Par ailleurs, si les réformes de la Moudawana sont aussi clivantes, c’est surtout parce qu’elles soulèvent l’éternelle tension entre tradition et modernité. Le moindre changement est perçu comme une atteinte à la religion par les conservateurs, tandis que les progressistes lui reprochent de ne pas s’en dissocier assez. « La Moudawana ne doit être régis que par le coran et la sunnah », un avis qui revient souvent dans les micro-trottoirs. Sur internet, une pétition, qui a réuni jusque-là presque 10.000 signatures, circule pour faire écouter le projet de loi de cette nouvelle réforme.
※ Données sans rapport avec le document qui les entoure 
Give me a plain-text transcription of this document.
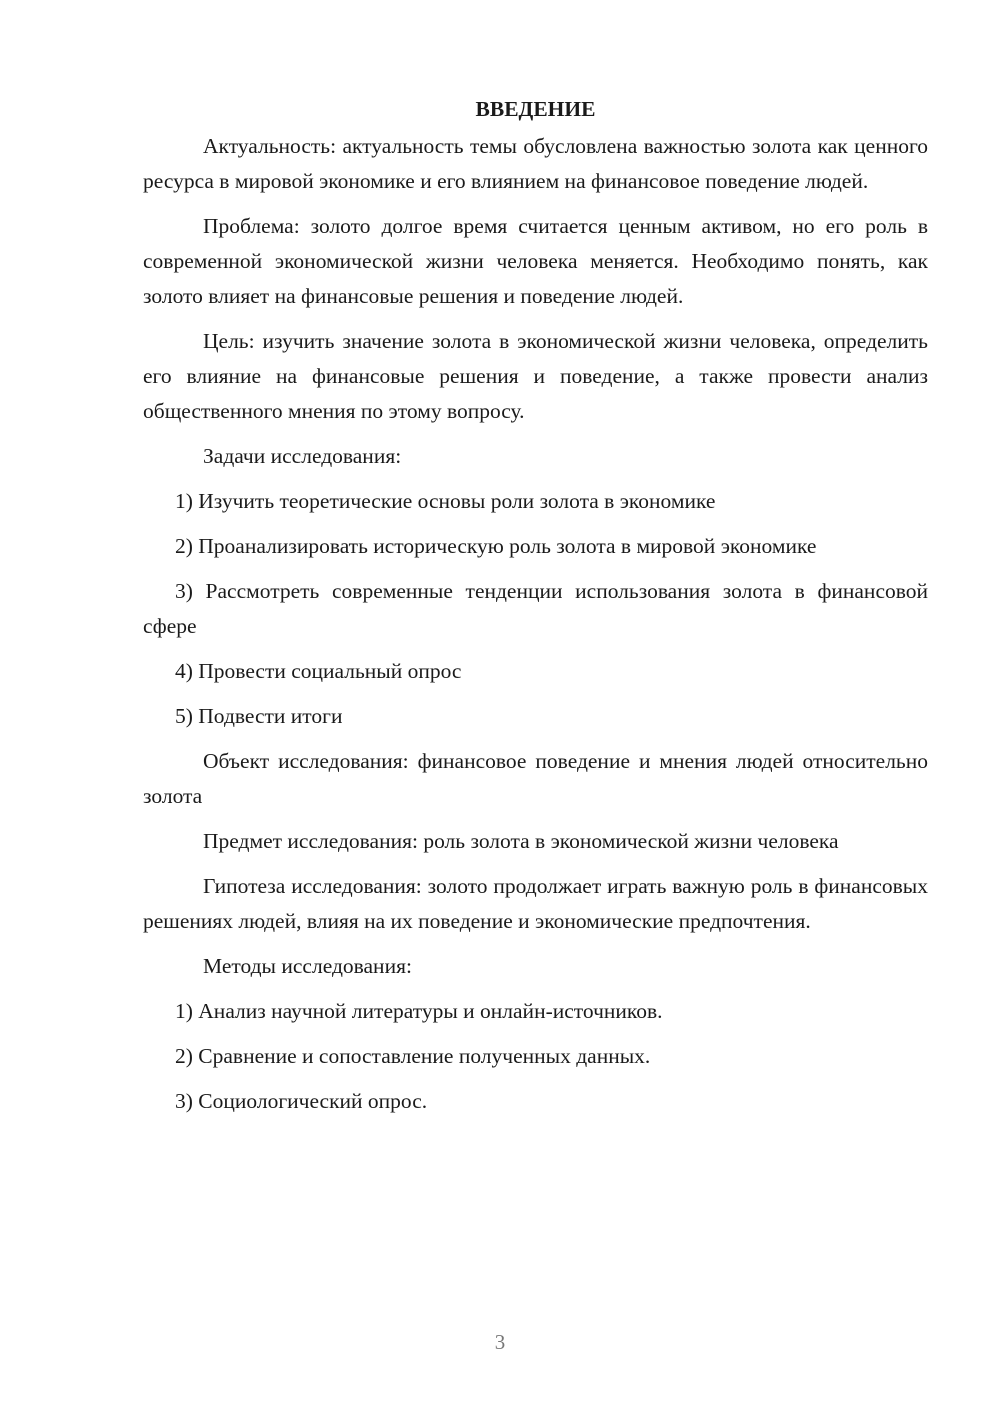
ВВЕДЕНИЕ

Актуальность: актуальность темы обусловлена важностью золота как ценного ресурса в мировой экономике и его влиянием на финансовое поведение людей.

Проблема: золото долгое время считается ценным активом, но его роль в современной экономической жизни человека меняется. Необходимо понять, как золото влияет на финансовые решения и поведение людей.

Цель: изучить значение золота в экономической жизни человека, определить его влияние на финансовые решения и поведение, а также провести анализ общественного мнения по этому вопросу.

Задачи исследования:

1) Изучить теоретические основы роли золота в экономике

2) Проанализировать историческую роль золота в мировой экономике

3) Рассмотреть современные тенденции использования золота в финансовой сфере

4) Провести социальный опрос

5) Подвести итоги

Объект исследования: финансовое поведение и мнения людей относительно золота

Предмет исследования: роль золота в экономической жизни человека

Гипотеза исследования: золото продолжает играть важную роль в финансовых решениях людей, влияя на их поведение и экономические предпочтения.

Методы исследования:

1) Анализ научной литературы и онлайн-источников.

2) Сравнение и сопоставление полученных данных.

3) Социологический опрос.

3
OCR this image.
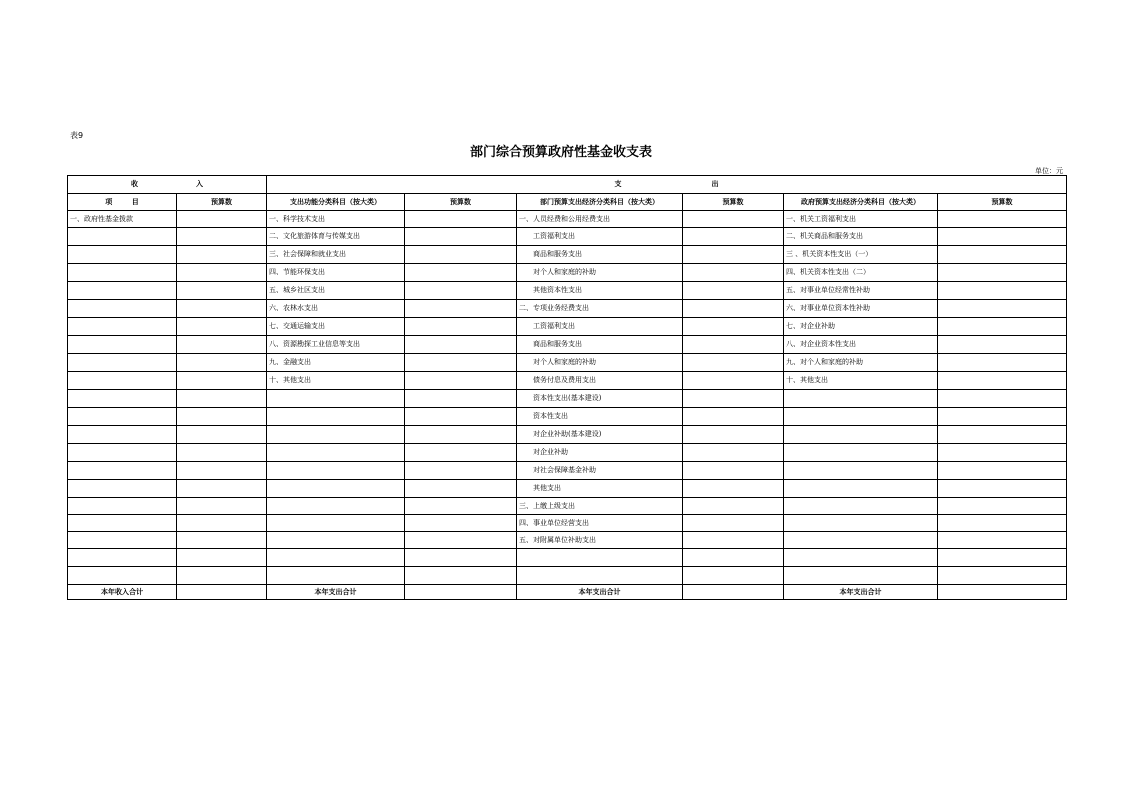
表9
部门综合预算政府性基金收支表
单位：元
收 入		支 出					
项 目	预算数	支出功能分类科目（按大类）	预算数	部门预算支出经济分类科目（按大类）	预算数	政府预算支出经济分类科目（按大类）	预算数
一、政府性基金拨款		一、科学技术支出		一、人员经费和公用经费支出		一、机关工资福利支出	
		二、文化旅游体育与传媒支出		工资福利支出		二、机关商品和服务支出	
		三、社会保障和就业支出		商品和服务支出		三 、机关资本性支出（一）	
		四、节能环保支出		对个人和家庭的补助		四、机关资本性支出（二）	
		五、城乡社区支出		其他资本性支出		五、对事业单位经常性补助	
		六、农林水支出		二、专项业务经费支出		六、对事业单位资本性补助	
		七、交通运输支出		工资福利支出		七、对企业补助	
		八、资源勘探工业信息等支出		商品和服务支出		八、对企业资本性支出	
		九、金融支出		对个人和家庭的补助		九、对个人和家庭的补助	
		十、其他支出		债务付息及费用支出		十、其他支出	
				资本性支出(基本建设)			
				资本性支出			
				对企业补助(基本建设)			
				对企业补助			
				对社会保障基金补助			
				其他支出			
				三、上缴上级支出			
				四、事业单位经营支出			
				五、对附属单位补助支出			

本年收入合计		本年支出合计		本年支出合计		本年支出合计	
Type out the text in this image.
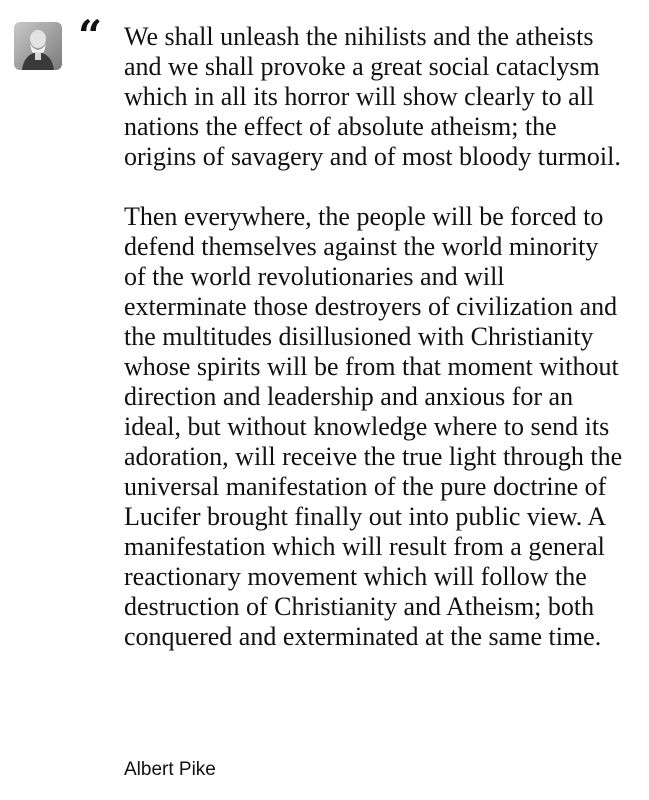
“ We shall unleash the nihilists and the atheists and we shall provoke a great social cataclysm which in all its horror will show clearly to all nations the effect of absolute atheism; the origins of savagery and of most bloody turmoil.

Then everywhere, the people will be forced to defend themselves against the world minority of the world revolutionaries and will exterminate those destroyers of civilization and the multitudes disillusioned with Christianity whose spirits will be from that moment without direction and leadership and anxious for an ideal, but without knowledge where to send its adoration, will receive the true light through the universal manifestation of the pure doctrine of Lucifer brought finally out into public view. A manifestation which will result from a general reactionary movement which will follow the destruction of Christianity and Atheism; both conquered and exterminated at the same time.

Albert Pike
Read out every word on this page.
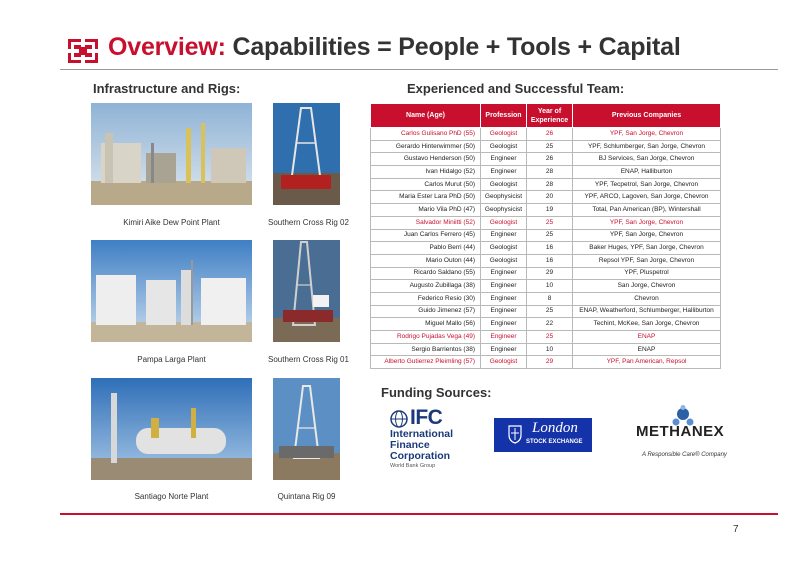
Overview: Capabilities = People + Tools + Capital
Infrastructure and Rigs:	Experienced and Successful Team:
Kimiri Aike Dew Point Plant	Southern Cross Rig 02
Pampa Larga Plant	Southern Cross Rig 01
Santiago Norte Plant	Quintana Rig 09
Name (Age)	Profession	Year of Experience	Previous Companies
Carlos Gulisano PhD (55)	Geologist	26	YPF, San Jorge, Chevron
Gerardo Hinterwimmer (50)	Geologist	25	YPF, Schlumberger, San Jorge, Chevron
Gustavo Henderson (50)	Engineer	26	BJ Services, San Jorge, Chevron
Ivan Hidalgo (52)	Engineer	28	ENAP, Halliburton
Carlos Murut (50)	Geologist	28	YPF, Tecpetrol, San Jorge, Chevron
Maria Ester Lara PhD (50)	Geophysicist	20	YPF, ARCO, Lagoven, San Jorge, Chevron
Mario Vila PhD (47)	Geophysicist	19	Total, Pan American (BP), Wintershall
Salvador Miniitti (52)	Geologist	25	YPF, San Jorge, Chevron
Juan Carlos Ferrero (45)	Engineer	25	YPF, San Jorge, Chevron
Pablo Berri (44)	Geologist	16	Baker Huges, YPF, San Jorge, Chevron
Mario Outon (44)	Geologist	16	Repsol YPF, San Jorge, Chevron
Ricardo Saldano (55)	Engineer	29	YPF, Pluspetrol
Augusto Zubillaga (38)	Engineer	10	San Jorge, Chevron
Federico Resio (30)	Engineer	8	Chevron
Guido Jimenez (57)	Engineer	25	ENAP, Weatherford, Schlumberger, Halliburton
Miguel Mallo (56)	Engineer	22	Techint, McKee, San Jorge, Chevron
Rodrigo Pujadas Vega (49)	Engineer	25	ENAP
Sergio Barrientos (38)	Engineer	10	ENAP
Alberto Gutierrez Pleimling (57)	Geologist	29	YPF, Pan American, Repsol
Funding Sources:
IFC
International
Finance
Corporation
World Bank Group
London
STOCK EXCHANGE
METHANEX
A Responsible Care® Company
7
Une réforme à demi-mesure ? L’avis des féministes
La nouvelle réforme de la Moudawana s’est appuyée sur une démarche participative, avec un processus de consultation des différentes associations féministes, et plusieurs débats législatifs, qui ont duré deux ans. Autant dire que les attentes étaient grandes, chez les militantes féministes qui se disent « déçues » par ce texte jugé partiel. Un avis partagé par Latifa Jbabdi, fondatrice de l’Union de l’Action féminine, par Amina Lotfi, présidente de l’association démocratique des femmes au Maroc, ou encore Nabila Mounib, secrétaire générale du Parti socialiste unifié.
« Mon premier ressenti a été une déception amère. On s’attendait à une réforme basée sur le principe de l’égalité. Or, cette réforme n’est pas globale mais partielle. » s’insurge Latifa Jbabdi dans Tel quel.
Les féministes revendiquent notamment des ajustements plus fermes sur les questions de la filiation, de l’héritage et de la polygamie. Ainsi, pour les enfants nés en dehors du cadre du mariage, aucune affiliation n’est prévue par la loi. Le test ADN, pourtant scientifique, n’est toujours pas considéré comme une preuve qui atteste de la paternité, ce qui déresponsabilise les hommes de leurs actes.
La question de l’héritage reste aussi inégalitaire vis-à-vis des filles. Elle ne donne pas la possibilité du testament, qui est pourtant cité dans le texte coranique. Enfin, la polygamie, est non seulement pas abolie, mais elle est aussi justifiée en cas de stérilité de la femme ou de maladie, ce qui réduit à la femme à son rôle de procréation.
« Nous défendons une égalité en faveur de l’homme, de la femme, et de la famille, affirme Nabila Mounib. Nous veillons au respect des principes religieux dans leurs intentions. ». Un avis partagé par Amina Lotfi, qui demande au Oulémas plus d’Ijtihad, en tenant compte des problématiques modernes et des réalités socio-économiques actuelles au Maroc.